A new approach to data integration

Written By:
Published:
Content Copyright © 2008 Bloor. All Rights Reserved.

Basically, all ETL (extract, transform and load) and data integration products work in the same way. Some may be code generating and some may be black boxes, some support or recommend ELT rather than ETL but they all have essentially similar architectures. In particular, they have all been designed for developers even though some of the major vendors like IBM, Business Objects and Informatica have been adding more business-oriented capabilities. However—and this is the point—they have been adding on such facilities.

However, expressor software has just announced its new product, which takes a fundamentally different approach to ETL. In a nutshell, whereas IBM (for example) offers a Business Glossary as an add-on to DataStage, expressor has its equivalent at the heart of its offering, around which the whole product has been built. However, there is more to it than that.

Specifically, expressor is semantically-aware. That is to say, it knows that customer# is the same thing as customer_no, which is the same as customer ID and so on. What that means in practice is two things: first, it means that the environment is much easier for business analysts to use in collaboration with developers, because it is using common terminology and, secondly, it means that mappings between sources and targets that have these equivalents can be automated and do not need to be specified.

Now, you might assume that you have to define these semantic equivalents and, indeed, in specialised circumstances you may need to. But the product, which will ship in June, will come with, to quote expressor, “hundreds of thousands” of built-in name correlations, pertaining to a range of different vertical markets.
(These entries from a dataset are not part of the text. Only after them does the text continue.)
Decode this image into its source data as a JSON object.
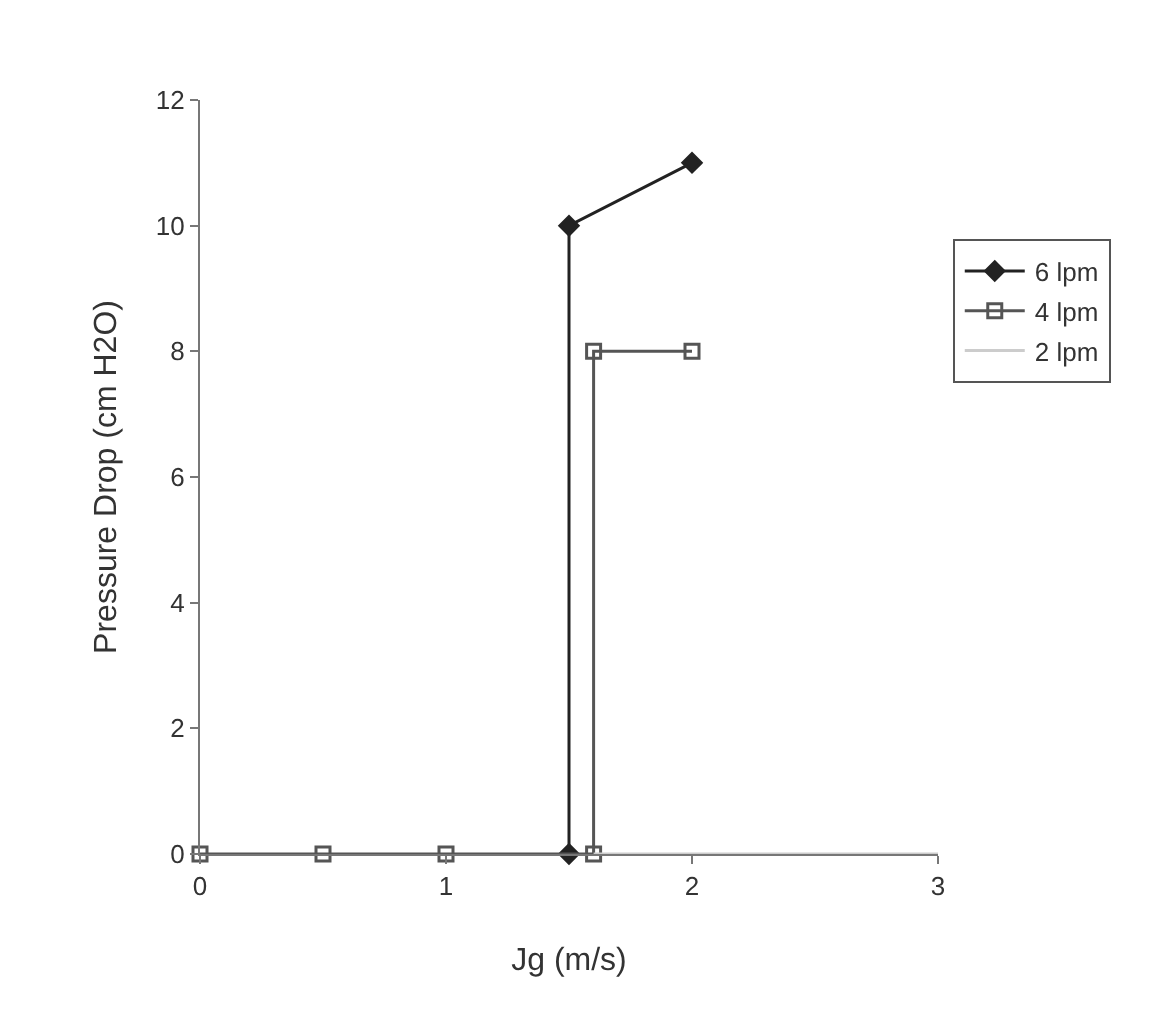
{
  "chart_data": {
    "type": "line",
    "xlabel": "Jg (m/s)",
    "ylabel": "Pressure Drop (cm H2O)",
    "xlim": [
      0,
      3
    ],
    "xticks": [
      0,
      1,
      2,
      3
    ],
    "ylim": [
      0,
      12
    ],
    "yticks": [
      0,
      2,
      4,
      6,
      8,
      10,
      12
    ],
    "grid": false,
    "legend": "right",
    "series": [
      {
        "name": "6 lpm",
        "color": "#222222",
        "marker": "diamond",
        "x": [
          1.5,
          1.5,
          2
        ],
        "values": [
          0,
          10,
          11
        ]
      },
      {
        "name": "4 lpm",
        "color": "#555555",
        "marker": "square",
        "x": [
          0,
          0.5,
          1,
          1.6,
          1.6,
          2
        ],
        "values": [
          0,
          0,
          0,
          0,
          8,
          8
        ]
      },
      {
        "name": "2 lpm",
        "color": "#cccccc",
        "marker": "none",
        "x": [
          1.6,
          2,
          2.5,
          3
        ],
        "values": [
          0,
          0,
          0,
          0
        ]
      }
    ]
  }
}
So, if you have to define your own equivalences they should be few and far between.

Of course, this doesn’t mean that all transformations are automated but it does mean that a lot of the initial legwork is done for you, thereby significantly reducing the effort and time involved in defining data integration processes. Moreover, reuse is an automatic consequence of the semantic approach adopted by expressor and this also applies to business and transformation rules since these have the semantic basis.

In other respects, expressor is not too different from other data integration offerings, though it is surprisingly complete (see www.expressor-software.com) for a first general release, with version control, team development capabilities, project management, the usual flow design graphical interface, performance metrics, role-based security and so on. The expressor parallel processing engine runs under Windows, Linux, UNIX and on IBM mainframes with relevant tools being Windows or web-based. Project-based licenses are available and prices start at $20,000.

It is too early to predict how disruptive this will be but that is clearly the intention: to offer an innovative and appealing alternative to traditional approaches—I will watch and await developments with interest.